Hammok - Jumping/Dancing/Fighting EP Music Album Reviews

Hammok - Jumping/Dancing/Fighting EP Music Album Reviews
With a menacing sound and bleak but playful lyrics, the Norwegian noise-rock trio stands out from the pack on its debut EP.

Browse the tourism website for Oslo, Norway and the capital presents itself as a vibrant panorama of pastel storefronts, fjordside dining, and sleek modern architecture nestled between snow-capped mountains. In the eyes of local noise rock trio Hammok, though, the city takes on a gloomy facade–a contrast long documented by the country’s black metal starter pack. Jumping/Dancing/Fighting, their debut EP, suggests the best way to get through the woods is by throwing punches and busting moves, no matter how idyllic the scenery around you is. In just under 20 minutes, Hammok present their case for nihilism as peace of mind, letting searing guitars riffs and combative drumming replicate the sensation; the louder the wall of sound, the less there is to feel. 

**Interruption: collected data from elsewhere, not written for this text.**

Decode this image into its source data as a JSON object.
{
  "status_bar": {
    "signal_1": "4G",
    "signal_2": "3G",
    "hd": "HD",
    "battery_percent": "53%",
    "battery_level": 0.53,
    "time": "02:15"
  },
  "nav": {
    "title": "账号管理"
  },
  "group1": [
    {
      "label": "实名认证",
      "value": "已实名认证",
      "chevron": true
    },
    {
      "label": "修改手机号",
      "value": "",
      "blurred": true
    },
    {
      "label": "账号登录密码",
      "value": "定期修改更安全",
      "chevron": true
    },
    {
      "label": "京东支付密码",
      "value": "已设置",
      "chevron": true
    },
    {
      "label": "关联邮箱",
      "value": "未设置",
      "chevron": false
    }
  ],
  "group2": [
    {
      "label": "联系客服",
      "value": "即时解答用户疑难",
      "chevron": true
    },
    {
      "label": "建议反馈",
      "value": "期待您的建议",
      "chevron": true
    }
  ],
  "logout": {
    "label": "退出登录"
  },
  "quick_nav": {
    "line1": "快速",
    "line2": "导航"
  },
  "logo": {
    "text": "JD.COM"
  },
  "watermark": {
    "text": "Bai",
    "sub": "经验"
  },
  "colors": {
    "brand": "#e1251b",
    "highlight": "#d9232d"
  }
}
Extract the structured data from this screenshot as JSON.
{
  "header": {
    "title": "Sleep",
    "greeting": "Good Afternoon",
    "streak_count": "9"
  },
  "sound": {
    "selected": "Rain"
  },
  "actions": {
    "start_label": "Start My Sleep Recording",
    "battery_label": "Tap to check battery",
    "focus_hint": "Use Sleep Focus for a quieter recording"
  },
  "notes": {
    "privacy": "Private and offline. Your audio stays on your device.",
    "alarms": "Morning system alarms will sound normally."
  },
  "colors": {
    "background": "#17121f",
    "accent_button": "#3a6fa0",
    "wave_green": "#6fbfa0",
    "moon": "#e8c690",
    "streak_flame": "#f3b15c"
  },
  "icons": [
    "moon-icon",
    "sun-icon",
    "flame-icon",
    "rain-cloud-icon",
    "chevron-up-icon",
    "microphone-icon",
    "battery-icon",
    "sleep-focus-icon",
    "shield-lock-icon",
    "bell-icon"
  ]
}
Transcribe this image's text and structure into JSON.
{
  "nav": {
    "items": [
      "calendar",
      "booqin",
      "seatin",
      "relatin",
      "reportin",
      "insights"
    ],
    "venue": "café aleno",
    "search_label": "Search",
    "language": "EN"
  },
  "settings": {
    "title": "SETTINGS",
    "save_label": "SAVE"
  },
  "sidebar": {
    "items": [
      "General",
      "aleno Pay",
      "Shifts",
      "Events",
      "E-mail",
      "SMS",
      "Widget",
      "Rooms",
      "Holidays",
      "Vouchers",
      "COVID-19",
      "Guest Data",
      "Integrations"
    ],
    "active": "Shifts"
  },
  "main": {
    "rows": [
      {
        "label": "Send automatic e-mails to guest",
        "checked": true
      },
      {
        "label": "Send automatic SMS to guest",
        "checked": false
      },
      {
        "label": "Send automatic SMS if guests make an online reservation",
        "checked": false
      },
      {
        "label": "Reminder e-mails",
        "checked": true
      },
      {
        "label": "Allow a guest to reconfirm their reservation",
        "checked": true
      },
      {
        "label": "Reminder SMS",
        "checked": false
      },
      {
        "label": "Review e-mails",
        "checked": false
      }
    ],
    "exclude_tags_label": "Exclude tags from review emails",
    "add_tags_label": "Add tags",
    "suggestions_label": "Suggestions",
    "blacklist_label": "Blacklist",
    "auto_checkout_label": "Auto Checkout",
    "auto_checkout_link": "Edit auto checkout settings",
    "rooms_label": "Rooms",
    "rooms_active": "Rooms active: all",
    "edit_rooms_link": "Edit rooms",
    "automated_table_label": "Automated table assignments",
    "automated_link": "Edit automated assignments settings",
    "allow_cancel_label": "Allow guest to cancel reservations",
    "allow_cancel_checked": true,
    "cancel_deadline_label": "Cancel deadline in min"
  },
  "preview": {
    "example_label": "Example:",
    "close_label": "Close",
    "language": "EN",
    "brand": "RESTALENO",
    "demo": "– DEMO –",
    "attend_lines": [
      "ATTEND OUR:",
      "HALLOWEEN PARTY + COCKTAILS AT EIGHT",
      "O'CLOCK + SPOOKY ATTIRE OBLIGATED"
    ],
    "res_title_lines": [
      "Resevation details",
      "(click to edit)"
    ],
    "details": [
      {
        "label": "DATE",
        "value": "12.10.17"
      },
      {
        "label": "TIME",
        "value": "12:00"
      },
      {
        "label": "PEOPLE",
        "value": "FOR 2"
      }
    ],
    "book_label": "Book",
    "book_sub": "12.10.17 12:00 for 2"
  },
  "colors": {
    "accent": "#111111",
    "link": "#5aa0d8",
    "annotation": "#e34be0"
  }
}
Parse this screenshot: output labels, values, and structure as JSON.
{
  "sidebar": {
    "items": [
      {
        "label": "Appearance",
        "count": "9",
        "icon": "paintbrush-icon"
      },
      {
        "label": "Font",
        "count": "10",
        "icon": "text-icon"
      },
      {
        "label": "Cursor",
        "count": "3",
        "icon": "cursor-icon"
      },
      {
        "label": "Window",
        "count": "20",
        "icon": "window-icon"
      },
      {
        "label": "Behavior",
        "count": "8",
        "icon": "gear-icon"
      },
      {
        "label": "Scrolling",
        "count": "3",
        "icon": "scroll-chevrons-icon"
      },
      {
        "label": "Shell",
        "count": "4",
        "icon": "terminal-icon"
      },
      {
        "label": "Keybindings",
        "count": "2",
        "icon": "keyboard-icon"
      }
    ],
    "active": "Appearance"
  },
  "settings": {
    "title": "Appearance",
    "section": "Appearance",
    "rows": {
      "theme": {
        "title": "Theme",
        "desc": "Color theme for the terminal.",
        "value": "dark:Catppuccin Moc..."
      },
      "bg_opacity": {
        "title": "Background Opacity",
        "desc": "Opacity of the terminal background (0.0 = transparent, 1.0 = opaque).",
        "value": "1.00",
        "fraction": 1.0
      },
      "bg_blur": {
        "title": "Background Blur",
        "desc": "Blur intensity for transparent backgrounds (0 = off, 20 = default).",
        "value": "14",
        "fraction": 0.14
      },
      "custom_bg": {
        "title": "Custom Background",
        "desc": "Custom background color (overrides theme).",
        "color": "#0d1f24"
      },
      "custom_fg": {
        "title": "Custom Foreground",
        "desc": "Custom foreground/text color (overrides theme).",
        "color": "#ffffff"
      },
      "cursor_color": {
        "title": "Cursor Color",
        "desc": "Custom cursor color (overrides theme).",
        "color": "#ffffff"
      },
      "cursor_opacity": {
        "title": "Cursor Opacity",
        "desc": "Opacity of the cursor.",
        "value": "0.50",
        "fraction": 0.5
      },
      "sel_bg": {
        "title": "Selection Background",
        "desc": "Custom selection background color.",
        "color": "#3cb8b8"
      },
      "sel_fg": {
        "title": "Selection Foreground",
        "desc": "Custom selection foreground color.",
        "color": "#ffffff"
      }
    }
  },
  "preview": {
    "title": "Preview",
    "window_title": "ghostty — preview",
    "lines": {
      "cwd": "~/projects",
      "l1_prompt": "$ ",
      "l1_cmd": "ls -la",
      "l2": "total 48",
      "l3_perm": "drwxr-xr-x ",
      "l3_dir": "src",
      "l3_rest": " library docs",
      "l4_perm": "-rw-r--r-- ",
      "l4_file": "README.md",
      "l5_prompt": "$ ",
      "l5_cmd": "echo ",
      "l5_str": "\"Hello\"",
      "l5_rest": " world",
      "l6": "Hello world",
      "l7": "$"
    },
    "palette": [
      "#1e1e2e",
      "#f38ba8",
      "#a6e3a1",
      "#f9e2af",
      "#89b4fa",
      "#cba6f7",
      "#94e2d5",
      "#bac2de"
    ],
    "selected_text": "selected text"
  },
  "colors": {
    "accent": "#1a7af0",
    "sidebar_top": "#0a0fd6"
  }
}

Singer-guitarist Tobias Osland and drummer Ferdinand Aasheim are childhood friends who spent the past decade playing in numerous projects together. They started Hammok during lockdown in early 2020 at the age of 22. Alongside bassist Ole Benjamin Thomassen, they snuck off to their studio for daily songwriting sessions to cope with the isolation. While an eerie silence enveloped the world, Hammok defined their own menacing sound as a band raging from within: needling guitar runs anchored by foreboding power chords, basslines pummeling the very fuzz pedals they’re filtered through, and kick drum that triples in speed only to be swallowed by crashing cymbals and tom fills. The fury on display in Jumping/Dancing/Fighting brings to mind the sheer volume of Unsane and the tonal sprightliness of the Fall of Troy.

What makes Hammok’s debut EP stand out among the relatively straightforward field of noise rock is their clever interplay between music and lyrics. The band elevates the genre as a vehicle for lending weight to confessional thoughts by also offering solutions, however bleak they may be. “It’s okay to be dead inside/Just feel around,” Osland yells on “J/D/F,” as if the secret to beating depression is finding a cozy spot to curl up in its endless caverns. Come the song’s end, he snakes a new guitar riff through reverb, its major chord relief offering a tangible sense of hope. On “Contrapoint,” Hammok deliver a pop commandment—dance the pain away—with cathartic, blood-curdling screams. “It’s the only point for me to prove/That it’s all for nothing,” growls Osland, his clean enunciation and surprising pitch echoing that of Touché Amoré singer Jeremy Bolm. Even the disjointed piano notes that open “Smile,” a comparatively tame number about the pitfalls of social media, act as a centering point when the whirr of stressors in the lyrics overwhelm. These moments indicate how Hammok reach beyond the genre’s simple formula—write the heaviest riffs possible, turn up the distortion, play loud—in search of a more memorable and haunting effect.

With all but two of its songs clocking in around the two-minute mark, Jumping/Dancing/Fighting is a robust, unified collection that flies by, in part thanks to the band’s own Osland juggling producer duties with a keen eye for clarity and tension. On first listen, it almost feels like a fever dream: a sudden, chaotic spiral that clouds your view before abruptly dissipating with “Outro.” In reality, Jumping/Dancing/Fighting is a polished introduction that posits Hammok not merely as noise-rock newcomers, but also erudite students of the genre who hit the ground running.